We had a 2pm reservation at Aire de Seville, the Arab baths. Before heading over there we got a quick bite to eat at a tapas bar on Fabiola right near our hotel. First off, I recommend you book at least a day in advance for the baths. It was located very close to our hotel so the day before we had gone over there to check out the services and make the reservations. We had wanted to include a 30 min. massage but were only able to get 15 minute massages. Basically, you are in the baths for 1.5 hours which includes your massage. There is a hot bath, a very hot bath, a cold bath, a Jacuzzi bath, a salt bath and a sauna room. They do a good job of limiting the reservations so things are not too crowded. It is a nice space that is dimly lit with candles and lanterns. Everyone is required to wear a bathing suit (apparently they have some to borrow if you did not bring one).
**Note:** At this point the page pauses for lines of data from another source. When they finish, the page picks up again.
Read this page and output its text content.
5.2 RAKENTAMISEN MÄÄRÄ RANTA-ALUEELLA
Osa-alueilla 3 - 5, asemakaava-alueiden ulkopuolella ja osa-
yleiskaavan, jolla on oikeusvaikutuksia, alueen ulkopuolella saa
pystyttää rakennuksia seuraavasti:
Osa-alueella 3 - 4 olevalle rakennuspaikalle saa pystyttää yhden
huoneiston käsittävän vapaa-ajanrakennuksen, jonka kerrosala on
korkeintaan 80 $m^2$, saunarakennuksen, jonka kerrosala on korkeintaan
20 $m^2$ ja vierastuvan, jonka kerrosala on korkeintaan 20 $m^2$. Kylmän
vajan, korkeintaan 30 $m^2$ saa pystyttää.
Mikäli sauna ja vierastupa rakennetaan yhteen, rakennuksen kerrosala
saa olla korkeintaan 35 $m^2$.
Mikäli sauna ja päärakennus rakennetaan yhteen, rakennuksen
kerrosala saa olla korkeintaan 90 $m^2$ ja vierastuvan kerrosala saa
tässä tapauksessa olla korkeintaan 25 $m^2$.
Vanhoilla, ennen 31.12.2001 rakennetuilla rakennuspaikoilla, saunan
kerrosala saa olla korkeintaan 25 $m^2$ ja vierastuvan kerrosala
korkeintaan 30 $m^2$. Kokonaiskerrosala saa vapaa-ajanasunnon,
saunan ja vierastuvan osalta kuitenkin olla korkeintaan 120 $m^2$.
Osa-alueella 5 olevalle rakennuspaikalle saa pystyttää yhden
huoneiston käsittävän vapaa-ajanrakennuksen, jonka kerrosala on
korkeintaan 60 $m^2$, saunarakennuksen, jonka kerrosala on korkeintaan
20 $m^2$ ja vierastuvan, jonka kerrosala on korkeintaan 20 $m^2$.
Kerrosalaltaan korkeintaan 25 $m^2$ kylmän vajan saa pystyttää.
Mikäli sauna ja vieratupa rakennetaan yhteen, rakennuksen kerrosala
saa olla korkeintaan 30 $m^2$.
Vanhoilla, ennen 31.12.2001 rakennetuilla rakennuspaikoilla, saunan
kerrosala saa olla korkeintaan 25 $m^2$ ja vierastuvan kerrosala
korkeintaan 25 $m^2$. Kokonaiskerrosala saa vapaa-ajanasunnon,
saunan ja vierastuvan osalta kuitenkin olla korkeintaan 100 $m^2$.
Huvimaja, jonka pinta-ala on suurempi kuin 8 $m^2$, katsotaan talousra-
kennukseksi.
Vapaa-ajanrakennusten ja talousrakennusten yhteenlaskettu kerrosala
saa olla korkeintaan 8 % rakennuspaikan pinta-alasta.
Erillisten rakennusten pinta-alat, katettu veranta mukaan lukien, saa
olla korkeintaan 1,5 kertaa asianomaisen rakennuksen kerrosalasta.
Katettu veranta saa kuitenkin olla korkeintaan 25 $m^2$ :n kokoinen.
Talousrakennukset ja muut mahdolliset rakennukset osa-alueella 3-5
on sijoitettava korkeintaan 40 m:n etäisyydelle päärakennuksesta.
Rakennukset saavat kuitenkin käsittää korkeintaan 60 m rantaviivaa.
I had read that this can be a makeout place for some people, but we did not run into this, but maybe because we were there in the mid afternoon. While the massage was a bit short at only 15 minutes we all enjoyed it, and found it a nice break from the baths. Just want to note, that they do not call you by name for the massage. They just call out “massage 15 minutes” in Spanish. Luckily Lauren finally figured out what they were saying and we were able to get up the next time they called. Massages are given in a room with several massage tables, but it was very quiet. They have showers, hair dryers, etc. there. Be sure and ask for a plastic bag to put your wet bathing suit in. It was a pleasant, relaxing way to spend some of the afternoon.
Afterwards, we just spent time relaxing on the hotel rooftop terrace until the sunset.
We decided to go back to Pa Catar for dinner. Arrived at 8:45pm and this time it was already busy. We had to sit at the bar. We had the same charming waiter and were able to order more tapas this time as Stephen was feeling much better.
Today, Lauren had to fly back to Los Angeles as her classes would be starting back up. She had a 7am flight Seville-Madrid-London-LA. She left the hotel at 5:15am and was sitting at the gate waiting for the plane by 5:50am. This was her first time traveling internationally alone, and everything went smoothly.
We slept in and went to one of the small bars for breakfast where we enjoyed crepes, omelette and fruit. We went back to the hotel to pack and check out. We left our luggage there and then went out one last time to enjoy Seville.
Since Stephen had been sick the day we went with Marta he had not been to the Alcazar or Cathedral. We first walked around the barrio Santa Cruz – I tried to follow the places that Marta had taken us, and I must admit I some how managed to get us to all the charming little plazas and repeat the interesting stories she had told. We went through the Alcazar and enjoyed walking through the gardens. Unlike me, Stephen preferred the Alhambra to the Alcazar. Then we were going to go to the cathedral but since it was Sunday it did not open until 2:30pm. It was 2:15 and there was an incredibly long line to get in and it was quite hot. We decided to skip it and go have a nice lunch. I was disappointed as I had really wanted to go back to the cathedral but, oh well.
We had lunch at La Cueva (Calle Rodrigo Caro, 18) located in a lovely plaza. We sat outside under some shady trees. We had two great dishes and two so-so dishes. The really good dishes were the clams in marinere sauce and the salmorejo. The not so good were the grilled gambas (not so fresh) and the iberico with melon (ham not so great). Also, they forgot to bring the appetizers – just brought the entrees so had to remind them to bring them afterward. However, it was an enjoyable leisurely lunch.
Went back to enjoy the rooftop terrace again before heading out to airport for our 7:25pm flight to Marseilles.